Cohabitation and Marriage in the Americas: Geo-historical Legacies and New Trends Seminar

Time:
15:00
Date:
21 April 2016
Venue:
Building 58, Room 1023

For more information regarding this seminar, please telephone Centre for Population Change on 02380 592579 (Mel Morgan – Centre Administrator) or email cpc@soton.ac.uk .

Event details

CPC seminars

In this presentation, I document the very considerable rise in unmarried cohabitation in the Americas since the 1970s. I trace the social and geographic profiles of unmarried cohabitation to unveil the rich social and spatial heterogeneity in cohabitation. I show that the effects of social stratification, religion and ethnicity are continuing to be of major importance and that historical pattern of disadvantage is still in evidence, virtually everywhere in the Americas. This not only holds at the individual level but at the contextual level as well.

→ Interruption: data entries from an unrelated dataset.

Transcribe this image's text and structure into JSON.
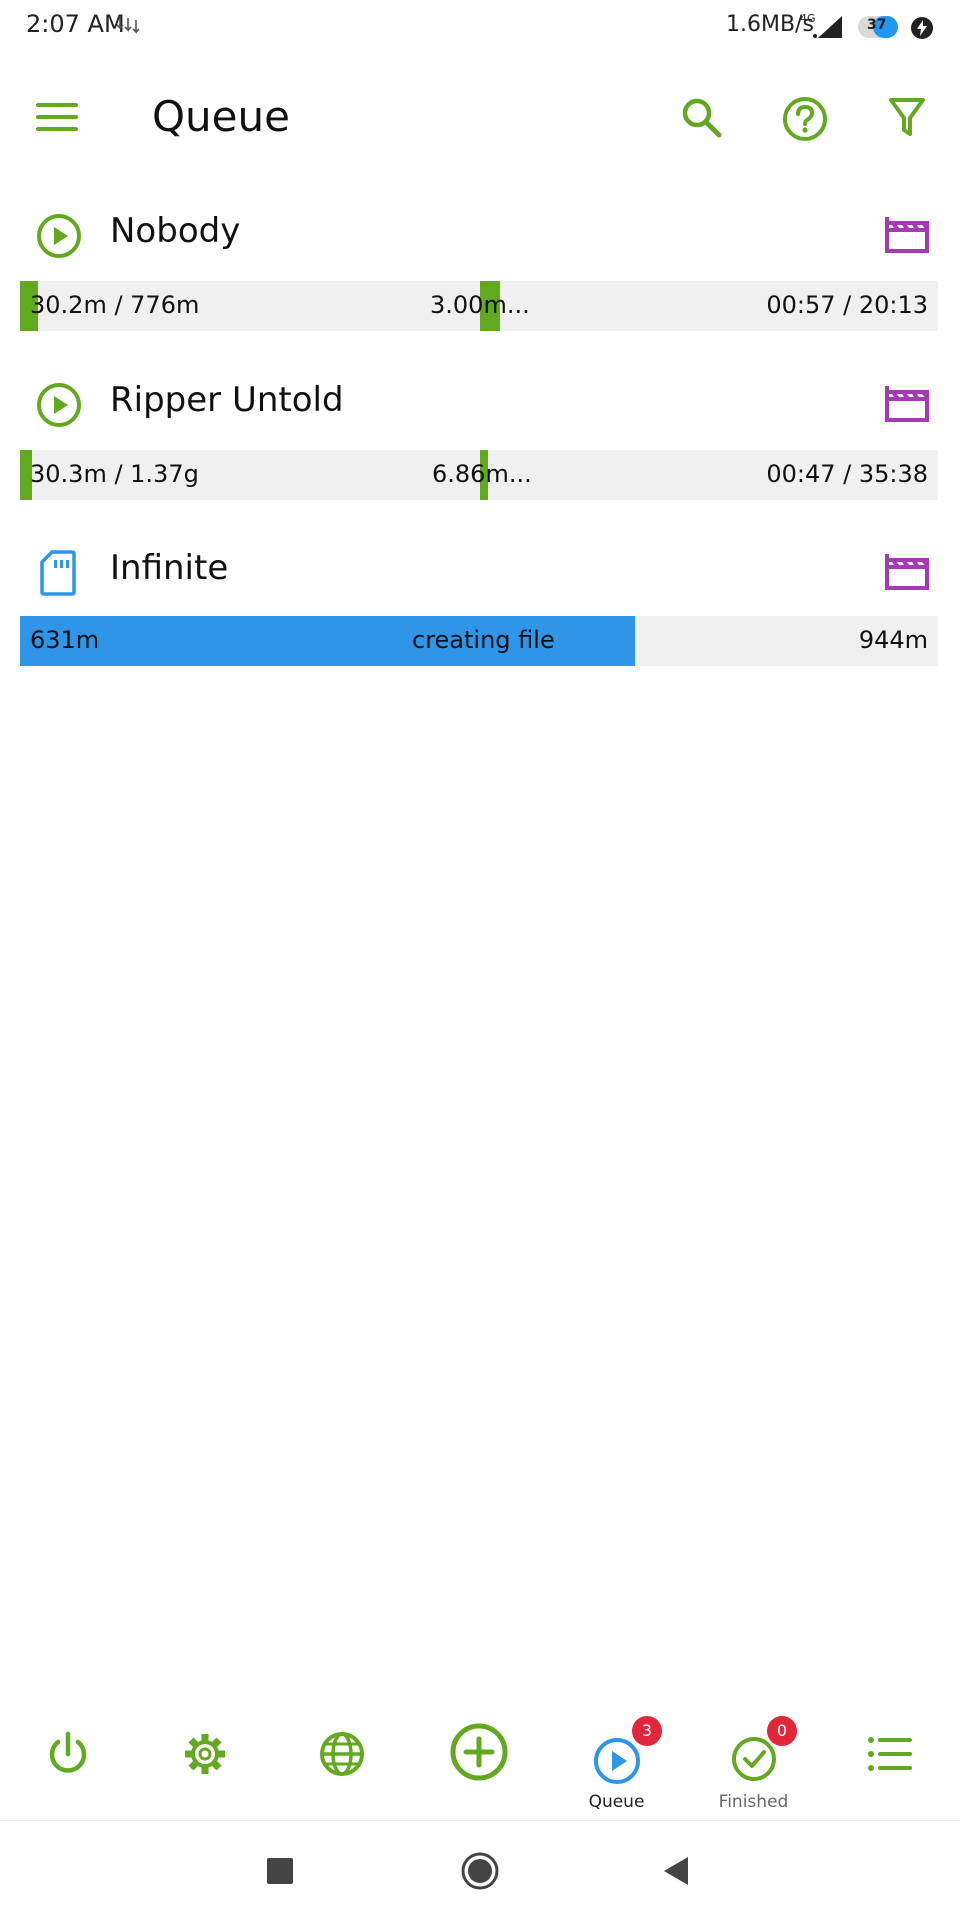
{
  "status_bar": {
    "time": "2:07 AM",
    "speed": "1.6MB/s",
    "network": "4G",
    "battery": "37",
    "battery_level_percent": 37
  },
  "app_bar": {
    "title": "Queue",
    "icons": [
      "menu-icon",
      "search-icon",
      "help-icon",
      "filter-icon"
    ]
  },
  "queue": [
    {
      "title": "Nobody",
      "status_icon": "play-icon",
      "type_icon": "film-icon",
      "size": "30.2m / 776m",
      "speed": "3.00m...",
      "time": "00:57 / 20:13"
    },
    {
      "title": "Ripper Untold",
      "status_icon": "play-icon",
      "type_icon": "film-icon",
      "size": "30.3m / 1.37g",
      "speed": "6.86m...",
      "time": "00:47 / 35:38"
    },
    {
      "title": "Infinite",
      "status_icon": "sd-card-icon",
      "type_icon": "film-icon",
      "size": "631m",
      "status": "creating file",
      "total": "944m",
      "progress_percent": 67
    }
  ],
  "bottom_nav": [
    {
      "icon": "power-icon"
    },
    {
      "icon": "settings-icon"
    },
    {
      "icon": "globe-icon"
    },
    {
      "icon": "add-icon"
    },
    {
      "icon": "queue-play-icon",
      "label": "Queue",
      "badge": "3"
    },
    {
      "icon": "check-icon",
      "label": "Finished",
      "badge": "0"
    },
    {
      "icon": "list-icon"
    }
  ],
  "colors": {
    "accent_green": "#63a91f",
    "film_purple": "#a53ab5",
    "progress_blue": "#2f95e8",
    "badge_red": "#e0273b"
  }
}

In all countries for which contextual analyses could be performed with a finer spatial resolution, it was found that the contextual effects were highly significant and, even more importantly, entirely robust for controls for individual characteristics, which remind us that individuals have histories, but regions have much longer histories. Nevertheless, an entirely new wave of change started rolling over the pre-existing patterns from the 1970s onward. I will discuss the convergence of these trends to the Second Demographic Transition.